If you keep your “engine” in the optimum power zone by selecting the appropriate gears when needed, you can maintain this dance up the climb for a very long time without even breathing hard. Which reminds me, the 3rd key to success is reading the grade or terrain and anticipating the gears in advance, especially at the start of a climb. Don't wait until you've bogged down to stand or you may never regain the rhythm. For training purposes, even if you know you can't make the whole climb standing, begin standing from the start (in the correct gear) and go as long as you possibly can to make good use of that momentum and rhythm. If you have to sit at some point, it will give you a goal to pass the next time you’re there. While out of the saddle on a long climb, make sure you downshift as needed, maintaining the proper cadence. You may even need to "up-shift" for more resistance if the grade lessens or becomes easier at some point in order to avoid spinning. It's all about dancing with optimum rhythm and resistance.

The 4th key is breathe slow. During training, discipline yourself to take a long, smooth inhale and naturally exhale.
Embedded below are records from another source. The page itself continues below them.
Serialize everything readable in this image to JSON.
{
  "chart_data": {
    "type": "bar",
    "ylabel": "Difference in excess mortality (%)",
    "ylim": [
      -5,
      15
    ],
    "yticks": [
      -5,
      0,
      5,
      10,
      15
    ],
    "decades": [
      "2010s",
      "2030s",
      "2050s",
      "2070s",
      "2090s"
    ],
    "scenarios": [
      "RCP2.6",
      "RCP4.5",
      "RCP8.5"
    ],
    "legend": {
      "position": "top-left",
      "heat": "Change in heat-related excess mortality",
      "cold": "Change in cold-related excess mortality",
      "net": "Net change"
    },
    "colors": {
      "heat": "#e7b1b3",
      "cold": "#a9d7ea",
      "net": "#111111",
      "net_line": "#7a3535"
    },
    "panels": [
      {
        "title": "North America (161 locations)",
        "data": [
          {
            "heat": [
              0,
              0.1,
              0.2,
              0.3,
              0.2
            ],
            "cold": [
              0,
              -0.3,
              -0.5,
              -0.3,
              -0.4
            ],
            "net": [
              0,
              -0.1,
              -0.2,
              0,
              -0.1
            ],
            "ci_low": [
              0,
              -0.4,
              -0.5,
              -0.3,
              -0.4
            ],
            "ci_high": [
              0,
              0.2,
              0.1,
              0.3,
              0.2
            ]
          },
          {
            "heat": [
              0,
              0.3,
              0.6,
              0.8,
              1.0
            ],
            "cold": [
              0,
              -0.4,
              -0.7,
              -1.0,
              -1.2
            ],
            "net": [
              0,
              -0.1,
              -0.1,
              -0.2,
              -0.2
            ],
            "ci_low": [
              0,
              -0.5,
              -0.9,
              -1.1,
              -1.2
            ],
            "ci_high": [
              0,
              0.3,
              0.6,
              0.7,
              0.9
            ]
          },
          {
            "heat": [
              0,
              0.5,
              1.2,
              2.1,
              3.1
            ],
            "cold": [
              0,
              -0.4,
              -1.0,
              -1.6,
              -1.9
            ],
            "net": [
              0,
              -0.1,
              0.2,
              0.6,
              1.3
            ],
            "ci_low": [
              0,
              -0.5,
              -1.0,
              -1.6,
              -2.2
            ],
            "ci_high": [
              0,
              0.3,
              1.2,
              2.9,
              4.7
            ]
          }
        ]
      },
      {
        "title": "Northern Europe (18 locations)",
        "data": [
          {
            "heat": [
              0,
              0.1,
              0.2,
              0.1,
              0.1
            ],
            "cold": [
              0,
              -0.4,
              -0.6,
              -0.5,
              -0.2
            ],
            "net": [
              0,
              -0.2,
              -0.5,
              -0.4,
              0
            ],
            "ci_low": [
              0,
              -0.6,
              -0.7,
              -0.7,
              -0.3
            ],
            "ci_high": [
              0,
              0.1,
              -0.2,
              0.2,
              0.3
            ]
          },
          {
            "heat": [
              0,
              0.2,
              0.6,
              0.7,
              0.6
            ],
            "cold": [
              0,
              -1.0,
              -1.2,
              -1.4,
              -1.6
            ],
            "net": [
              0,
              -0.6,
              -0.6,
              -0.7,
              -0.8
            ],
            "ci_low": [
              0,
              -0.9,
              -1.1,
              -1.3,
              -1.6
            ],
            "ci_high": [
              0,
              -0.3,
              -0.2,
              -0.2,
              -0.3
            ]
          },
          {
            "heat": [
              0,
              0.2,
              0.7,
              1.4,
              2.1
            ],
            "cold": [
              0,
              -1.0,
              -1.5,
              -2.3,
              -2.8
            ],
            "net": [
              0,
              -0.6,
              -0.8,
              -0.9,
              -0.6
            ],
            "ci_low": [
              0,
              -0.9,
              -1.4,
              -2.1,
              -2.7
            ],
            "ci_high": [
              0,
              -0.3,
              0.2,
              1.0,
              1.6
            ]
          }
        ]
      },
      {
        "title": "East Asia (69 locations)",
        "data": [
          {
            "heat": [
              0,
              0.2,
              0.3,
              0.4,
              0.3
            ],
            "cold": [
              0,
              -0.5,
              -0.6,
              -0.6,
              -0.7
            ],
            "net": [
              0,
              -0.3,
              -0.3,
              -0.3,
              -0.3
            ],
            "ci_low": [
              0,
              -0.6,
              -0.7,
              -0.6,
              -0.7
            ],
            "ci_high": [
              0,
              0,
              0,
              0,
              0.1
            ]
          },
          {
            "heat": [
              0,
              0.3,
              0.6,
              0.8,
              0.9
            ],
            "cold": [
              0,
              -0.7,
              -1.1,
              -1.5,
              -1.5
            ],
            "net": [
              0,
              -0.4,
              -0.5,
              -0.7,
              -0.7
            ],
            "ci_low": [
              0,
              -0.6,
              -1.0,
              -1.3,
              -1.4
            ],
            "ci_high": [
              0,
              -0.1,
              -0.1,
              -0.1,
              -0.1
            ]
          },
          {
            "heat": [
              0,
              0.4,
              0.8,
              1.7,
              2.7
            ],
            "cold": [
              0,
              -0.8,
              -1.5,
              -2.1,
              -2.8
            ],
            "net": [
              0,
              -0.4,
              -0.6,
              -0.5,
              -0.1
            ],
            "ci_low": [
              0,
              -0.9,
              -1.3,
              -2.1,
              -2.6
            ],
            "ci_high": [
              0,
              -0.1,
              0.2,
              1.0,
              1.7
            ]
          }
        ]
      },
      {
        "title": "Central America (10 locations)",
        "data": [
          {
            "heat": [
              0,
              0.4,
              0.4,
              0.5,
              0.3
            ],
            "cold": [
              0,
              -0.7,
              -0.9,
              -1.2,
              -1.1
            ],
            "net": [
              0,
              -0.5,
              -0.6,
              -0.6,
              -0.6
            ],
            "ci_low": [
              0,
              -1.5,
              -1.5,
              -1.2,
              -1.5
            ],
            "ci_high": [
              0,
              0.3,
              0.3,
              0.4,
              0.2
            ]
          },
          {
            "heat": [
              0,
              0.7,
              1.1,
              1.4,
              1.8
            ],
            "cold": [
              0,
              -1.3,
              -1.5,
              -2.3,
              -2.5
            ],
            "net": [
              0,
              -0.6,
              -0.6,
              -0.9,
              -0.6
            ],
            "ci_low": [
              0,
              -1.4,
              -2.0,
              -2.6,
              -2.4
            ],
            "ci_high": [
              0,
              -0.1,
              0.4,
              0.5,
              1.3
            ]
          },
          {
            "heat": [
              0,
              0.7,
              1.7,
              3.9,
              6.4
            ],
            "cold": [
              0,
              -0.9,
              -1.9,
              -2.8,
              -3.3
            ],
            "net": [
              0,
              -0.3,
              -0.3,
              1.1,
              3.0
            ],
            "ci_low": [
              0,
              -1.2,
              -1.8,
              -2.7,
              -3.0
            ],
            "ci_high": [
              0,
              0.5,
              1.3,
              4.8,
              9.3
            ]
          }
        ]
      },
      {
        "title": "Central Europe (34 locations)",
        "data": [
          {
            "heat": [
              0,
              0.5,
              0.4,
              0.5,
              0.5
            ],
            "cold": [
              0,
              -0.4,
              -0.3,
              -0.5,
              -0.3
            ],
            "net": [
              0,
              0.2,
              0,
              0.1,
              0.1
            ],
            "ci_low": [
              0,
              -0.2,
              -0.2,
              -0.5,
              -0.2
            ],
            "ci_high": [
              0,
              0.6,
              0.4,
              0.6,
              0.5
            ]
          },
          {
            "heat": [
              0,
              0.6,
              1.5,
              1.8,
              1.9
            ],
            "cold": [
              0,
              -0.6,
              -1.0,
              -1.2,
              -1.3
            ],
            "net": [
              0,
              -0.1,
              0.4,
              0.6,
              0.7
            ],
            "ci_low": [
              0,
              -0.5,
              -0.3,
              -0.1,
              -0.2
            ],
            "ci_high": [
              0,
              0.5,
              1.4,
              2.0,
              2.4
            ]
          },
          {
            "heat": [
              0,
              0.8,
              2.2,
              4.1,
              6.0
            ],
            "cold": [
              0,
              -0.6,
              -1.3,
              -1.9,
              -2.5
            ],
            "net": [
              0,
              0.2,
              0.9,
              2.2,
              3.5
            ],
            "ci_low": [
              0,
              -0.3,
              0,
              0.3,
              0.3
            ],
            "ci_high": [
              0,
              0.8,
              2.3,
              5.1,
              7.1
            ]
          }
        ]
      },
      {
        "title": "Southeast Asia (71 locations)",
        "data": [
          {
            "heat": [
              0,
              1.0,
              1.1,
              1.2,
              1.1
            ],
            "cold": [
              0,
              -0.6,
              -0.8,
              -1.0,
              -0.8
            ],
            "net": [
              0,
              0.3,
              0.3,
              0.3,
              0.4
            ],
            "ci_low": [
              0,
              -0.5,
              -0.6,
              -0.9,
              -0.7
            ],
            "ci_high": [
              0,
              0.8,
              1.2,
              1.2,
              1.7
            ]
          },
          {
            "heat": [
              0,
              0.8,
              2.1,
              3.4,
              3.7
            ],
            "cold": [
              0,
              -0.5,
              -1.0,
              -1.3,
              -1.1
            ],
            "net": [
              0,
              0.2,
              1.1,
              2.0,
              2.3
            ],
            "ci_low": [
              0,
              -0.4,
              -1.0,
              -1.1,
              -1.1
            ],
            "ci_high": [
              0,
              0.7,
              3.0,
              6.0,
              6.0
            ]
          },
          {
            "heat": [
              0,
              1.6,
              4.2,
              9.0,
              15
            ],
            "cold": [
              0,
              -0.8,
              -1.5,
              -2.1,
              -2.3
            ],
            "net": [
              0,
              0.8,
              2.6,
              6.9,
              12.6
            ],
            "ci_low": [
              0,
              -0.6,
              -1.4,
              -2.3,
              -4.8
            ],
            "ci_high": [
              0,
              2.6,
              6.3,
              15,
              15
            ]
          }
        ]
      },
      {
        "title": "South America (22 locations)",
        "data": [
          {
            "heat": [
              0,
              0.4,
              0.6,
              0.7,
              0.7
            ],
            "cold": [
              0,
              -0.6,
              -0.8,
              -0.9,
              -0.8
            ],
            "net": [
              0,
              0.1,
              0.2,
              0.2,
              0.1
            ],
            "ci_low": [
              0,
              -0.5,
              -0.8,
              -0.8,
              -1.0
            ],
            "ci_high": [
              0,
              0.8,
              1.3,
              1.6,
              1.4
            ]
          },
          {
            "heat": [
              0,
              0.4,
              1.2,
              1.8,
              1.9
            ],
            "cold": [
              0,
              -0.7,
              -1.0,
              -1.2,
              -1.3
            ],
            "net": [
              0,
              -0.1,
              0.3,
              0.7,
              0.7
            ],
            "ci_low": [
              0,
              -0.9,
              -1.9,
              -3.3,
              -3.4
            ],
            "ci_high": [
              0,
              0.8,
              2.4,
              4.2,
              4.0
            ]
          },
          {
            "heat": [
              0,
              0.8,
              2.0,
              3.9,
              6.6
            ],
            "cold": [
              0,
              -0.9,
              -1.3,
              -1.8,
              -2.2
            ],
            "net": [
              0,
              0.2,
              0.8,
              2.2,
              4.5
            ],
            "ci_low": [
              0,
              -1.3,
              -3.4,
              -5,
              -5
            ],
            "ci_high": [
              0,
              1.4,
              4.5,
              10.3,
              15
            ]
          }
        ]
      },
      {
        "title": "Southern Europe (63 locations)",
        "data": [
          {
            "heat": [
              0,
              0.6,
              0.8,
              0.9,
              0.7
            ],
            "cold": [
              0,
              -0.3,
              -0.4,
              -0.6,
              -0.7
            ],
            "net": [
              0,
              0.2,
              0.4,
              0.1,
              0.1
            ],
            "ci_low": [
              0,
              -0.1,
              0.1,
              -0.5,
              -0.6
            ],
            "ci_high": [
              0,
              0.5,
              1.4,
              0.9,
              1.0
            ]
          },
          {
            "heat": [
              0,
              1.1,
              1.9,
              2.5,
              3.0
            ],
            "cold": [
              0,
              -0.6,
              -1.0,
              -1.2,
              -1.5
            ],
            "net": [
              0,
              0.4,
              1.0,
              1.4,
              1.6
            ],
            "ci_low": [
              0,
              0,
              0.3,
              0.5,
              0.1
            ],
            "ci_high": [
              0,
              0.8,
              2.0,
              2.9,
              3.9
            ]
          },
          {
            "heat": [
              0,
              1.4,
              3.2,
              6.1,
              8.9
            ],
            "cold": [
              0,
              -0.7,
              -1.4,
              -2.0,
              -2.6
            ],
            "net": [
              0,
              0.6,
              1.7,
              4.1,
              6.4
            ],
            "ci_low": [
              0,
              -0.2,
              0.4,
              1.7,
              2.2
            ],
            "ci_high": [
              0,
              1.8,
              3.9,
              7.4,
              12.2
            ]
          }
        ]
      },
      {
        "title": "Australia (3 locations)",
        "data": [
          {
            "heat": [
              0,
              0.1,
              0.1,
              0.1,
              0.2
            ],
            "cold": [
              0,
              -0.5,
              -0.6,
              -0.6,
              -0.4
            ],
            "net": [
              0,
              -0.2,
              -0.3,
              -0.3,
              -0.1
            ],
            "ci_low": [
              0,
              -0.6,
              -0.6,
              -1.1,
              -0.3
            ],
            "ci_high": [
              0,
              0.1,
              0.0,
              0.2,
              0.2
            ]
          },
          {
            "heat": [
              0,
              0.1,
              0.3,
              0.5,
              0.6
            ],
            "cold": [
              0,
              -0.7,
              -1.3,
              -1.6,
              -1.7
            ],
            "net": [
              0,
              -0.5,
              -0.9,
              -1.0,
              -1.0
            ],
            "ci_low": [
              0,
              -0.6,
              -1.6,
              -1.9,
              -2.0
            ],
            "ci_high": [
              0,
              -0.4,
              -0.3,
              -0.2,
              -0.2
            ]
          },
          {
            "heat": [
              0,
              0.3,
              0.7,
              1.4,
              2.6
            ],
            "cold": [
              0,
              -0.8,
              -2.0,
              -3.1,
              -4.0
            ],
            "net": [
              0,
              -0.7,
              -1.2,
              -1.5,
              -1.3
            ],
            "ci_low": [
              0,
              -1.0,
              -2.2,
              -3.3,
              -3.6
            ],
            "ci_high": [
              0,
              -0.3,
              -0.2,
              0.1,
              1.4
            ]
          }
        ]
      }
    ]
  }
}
Your legs may be doing 90, but breathe like your cadence is 60. During this development period, your climbing speed may actually be slower than normal, but resist reverting back to “mash climbing.” Once you’ve properly strengthened those legs with the new stroke, you’ll find yourself sprinting up those hills in no time.

I’ve emphasized standing through an entire hill or climb for the purpose of developing those muscles used in the lifting stroke. So for training, I would stand and lift on every possible rise, as long as you can. Once you’ve developed this style of climbing, use it strategically to your advantage in a race or on club rides. I personally like to take the first third of a long ascent sitting while incorporating the pull and lift stroke that we used to train on the flats. (Twice the effort on pull vs. push) For the remainder of that climb, I prefer to be out of the saddle, dancing away.

One final note, once you’ve fully developed the pull and lift part of your stroke, you should find it easier to obtain a truly equal push / pull stroke on the flats and riding longer with the same effort.
Well, that's certainly enough for now. I hope this gave you some food (or training) for thought.